ESPN draft analyst Mel Kiper published his annual re-grading of the previous year’s draft today. It’s a little early for that: just one year in we really can’t tell much about most players, and many of them could still go in either direction — third year breakouts are common, as are early-career blips that fade. Bucs fans will be very familiar with players like that over the past decade.
Still, though, we do know a little bit more about the 2016 NFL draft classes than we did a year ago, and the Tampa Bay Buccaneers’ class looks pretty solid still—if we ignore Roberto Aguayo (or rationalize his selection), that is. Kiper thinks it’s worth a B-.
Let's get right into the kicker debate. At the time I didn't dislike the move as much as some others did, just because the Bucs had already hit on a pair of needs -- cornerback and pass-rush were two big ones at the time -- so I could at least understand them trying to lock in a 10-year player late in Round 2. Remember, with extra points being moved back, finding a reliable kicker becomes a little more important. There's no question Roberto Aguayo needs to bounce back after missing nine of 31 kicks last year. But in three years at Florida State he never was under 80 percent accuracy for the season.
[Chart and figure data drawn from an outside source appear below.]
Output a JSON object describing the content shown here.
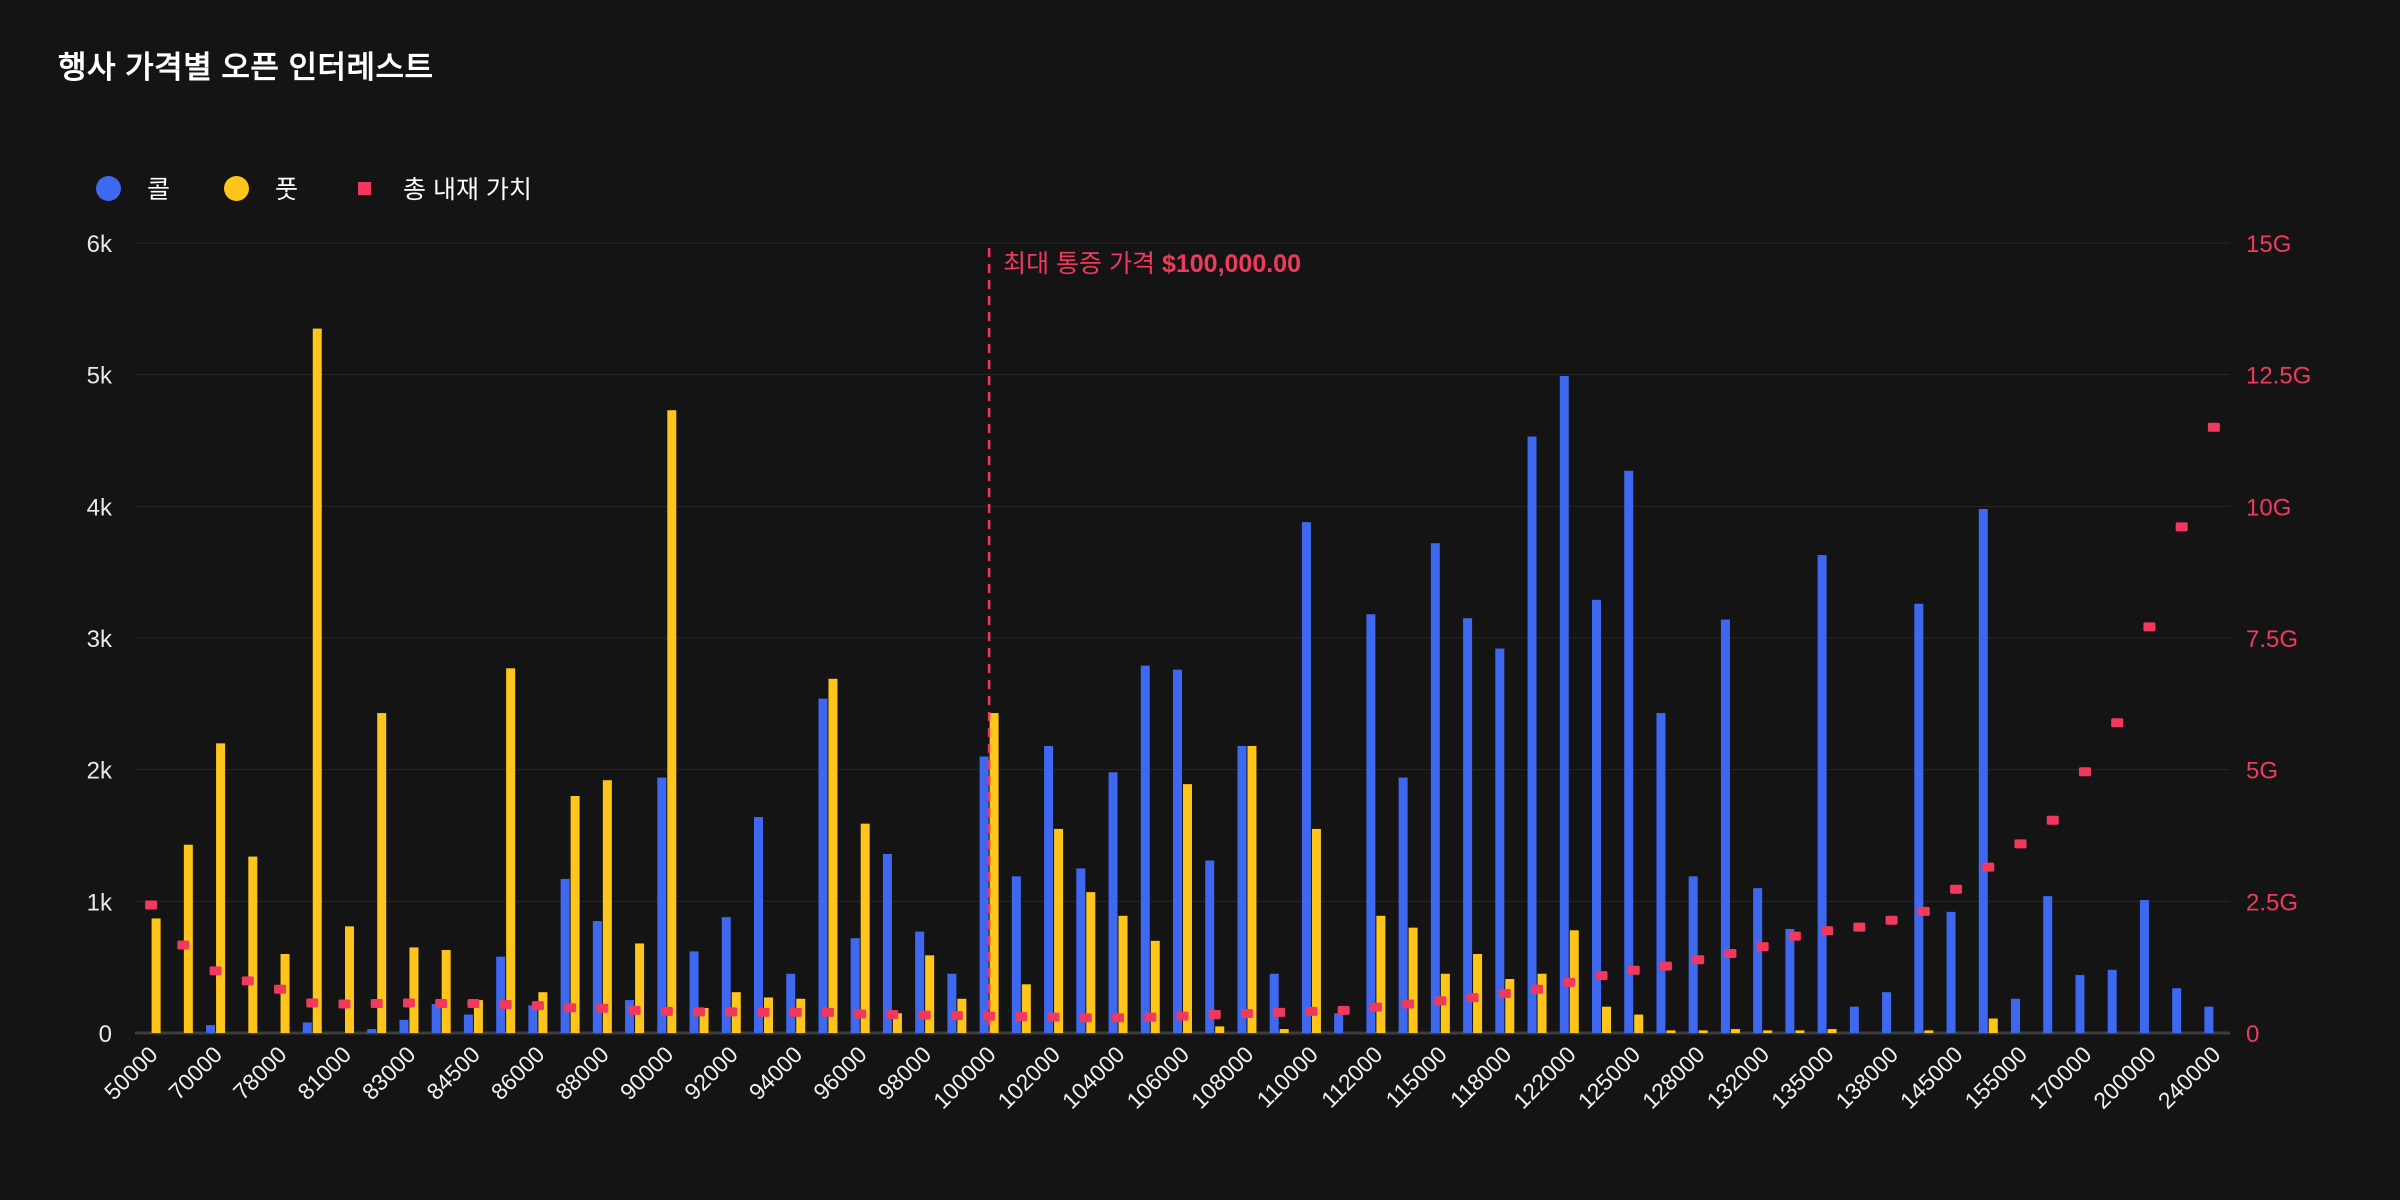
{
  "title": "행사 가격별 오픈 인터레스트",
  "legend": {
    "call": "콜",
    "put": "풋",
    "intrinsic": "총 내재 가치"
  },
  "annotation": {
    "prefix": "최대 통증 가격 ",
    "price": "$100,000.00"
  },
  "colors": {
    "call": "#3D68EF",
    "put": "#FFC51A",
    "intrinsic": "#F1395E",
    "background": "#141414",
    "grid": "#262626",
    "baseline": "#3d3d3d",
    "axis_text": "#e8e8e8",
    "right_axis_text": "#F1395E"
  },
  "chart_data": {
    "type": "bar",
    "title": "행사 가격별 오픈 인터레스트",
    "legend_position": "top-left",
    "grid": true,
    "y_left": {
      "ticks": [
        "0",
        "1k",
        "2k",
        "3k",
        "4k",
        "5k",
        "6k"
      ],
      "max": 6000
    },
    "y_right": {
      "ticks": [
        "0",
        "2.5G",
        "5G",
        "7.5G",
        "10G",
        "12.5G",
        "15G"
      ],
      "max": 15
    },
    "x_visible_labels": [
      "50000",
      "70000",
      "78000",
      "81000",
      "83000",
      "84500",
      "86000",
      "88000",
      "90000",
      "92000",
      "94000",
      "96000",
      "98000",
      "100000",
      "102000",
      "104000",
      "106000",
      "108000",
      "110000",
      "112000",
      "115000",
      "118000",
      "122000",
      "125000",
      "128000",
      "132000",
      "135000",
      "138000",
      "145000",
      "155000",
      "170000",
      "200000",
      "240000"
    ],
    "max_pain_index": 26,
    "max_pain_label": "최대 통증 가격 $100,000.00",
    "labels": [
      "50000",
      "",
      "70000",
      "",
      "78000",
      "",
      "81000",
      "",
      "83000",
      "",
      "84500",
      "",
      "86000",
      "",
      "88000",
      "",
      "90000",
      "",
      "92000",
      "",
      "94000",
      "",
      "96000",
      "",
      "98000",
      "",
      "100000",
      "",
      "102000",
      "",
      "104000",
      "",
      "106000",
      "",
      "108000",
      "",
      "110000",
      "",
      "112000",
      "",
      "115000",
      "",
      "118000",
      "",
      "122000",
      "",
      "125000",
      "",
      "128000",
      "",
      "132000",
      "",
      "135000",
      "",
      "138000",
      "",
      "145000",
      "",
      "155000",
      "",
      "170000",
      "",
      "200000",
      "",
      "240000"
    ],
    "series": [
      {
        "name": "콜",
        "axis": "left",
        "kind": "bar",
        "values": [
          0,
          0,
          60,
          0,
          0,
          80,
          0,
          30,
          100,
          220,
          140,
          580,
          210,
          1170,
          850,
          250,
          1940,
          620,
          880,
          1640,
          450,
          2540,
          720,
          1360,
          770,
          450,
          2100,
          1190,
          2180,
          1250,
          1980,
          2790,
          2760,
          1310,
          2180,
          450,
          3880,
          150,
          3180,
          1940,
          3720,
          3150,
          2920,
          4530,
          4990,
          3290,
          4270,
          2430,
          1190,
          3140,
          1100,
          790,
          3630,
          200,
          310,
          3260,
          920,
          3980,
          260,
          1040,
          440,
          480,
          1010,
          340,
          200
        ]
      },
      {
        "name": "풋",
        "axis": "left",
        "kind": "bar",
        "values": [
          870,
          1430,
          2200,
          1340,
          600,
          5350,
          810,
          2430,
          650,
          630,
          250,
          2770,
          310,
          1800,
          1920,
          680,
          4730,
          190,
          310,
          270,
          260,
          2690,
          1590,
          150,
          590,
          260,
          2430,
          370,
          1550,
          1070,
          890,
          700,
          1890,
          50,
          2180,
          30,
          1550,
          0,
          890,
          800,
          450,
          600,
          410,
          450,
          780,
          200,
          140,
          20,
          20,
          30,
          20,
          20,
          30,
          0,
          0,
          20,
          0,
          110,
          0,
          0,
          0,
          0,
          0,
          0,
          0
        ]
      },
      {
        "name": "총 내재 가치",
        "axis": "right",
        "kind": "scatter",
        "unit": "G",
        "values": [
          2.44,
          1.68,
          1.19,
          1.0,
          0.84,
          0.58,
          0.56,
          0.57,
          0.58,
          0.57,
          0.57,
          0.55,
          0.53,
          0.49,
          0.48,
          0.44,
          0.42,
          0.41,
          0.41,
          0.4,
          0.4,
          0.4,
          0.37,
          0.36,
          0.35,
          0.34,
          0.33,
          0.32,
          0.31,
          0.3,
          0.3,
          0.31,
          0.33,
          0.36,
          0.38,
          0.4,
          0.42,
          0.44,
          0.5,
          0.56,
          0.62,
          0.68,
          0.76,
          0.84,
          0.97,
          1.1,
          1.2,
          1.28,
          1.4,
          1.52,
          1.65,
          1.85,
          1.95,
          2.02,
          2.15,
          2.32,
          2.74,
          3.16,
          3.6,
          4.05,
          4.97,
          5.9,
          7.72,
          9.62,
          11.51
        ]
      }
    ]
  }
}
Let's hope last year was an aberration. If Aguayo doesn't bounce back (and they brought in competition), yeah, you can say there were plenty of better players to be had late in Round 2. OK, now that we covered the kicker ...
Vernon Hargreaves III struggled for much of 2016, but he did stay on the field (missed 22 snaps all year). Noah Spence played in every game, started three and picked up 5.5 sacks. He could be in for a bigger 2017 at 100 percent. I know Aguayo is the story, but if he gets back to his college level, and Hargreaves and Spence improve, this class will look better. He's not a punchline just yet.
Aguayo’s fate aside, the Bucs had a pretty good first year out of their draft class. Vernon Hargreaves looks like he’ll be a solid player, Spence played through a shoulder injury for almost the entire season and still flashed a lot of potential, and fifth-round guard Caleb Benenoch and fourth-round cornerback Ryan Smith seem to be developing on schedule. Sixth-round pick Devante Bond missed the season with an injury, but he seems to be slated for a spot as the team’s strongside linebacker this year.
All of that leaves one pick: Dan Vitale, the seventh-round fullback who busted out before the regular season. Oops, but that happens with seventh-round picks. Then again, picking a fullback doesn’t leave a lot of room for a massive result, there. This was the second year in a row the Bucs saw a seventh-round fullback bust, by the way. Maybe don’t pick those anymore.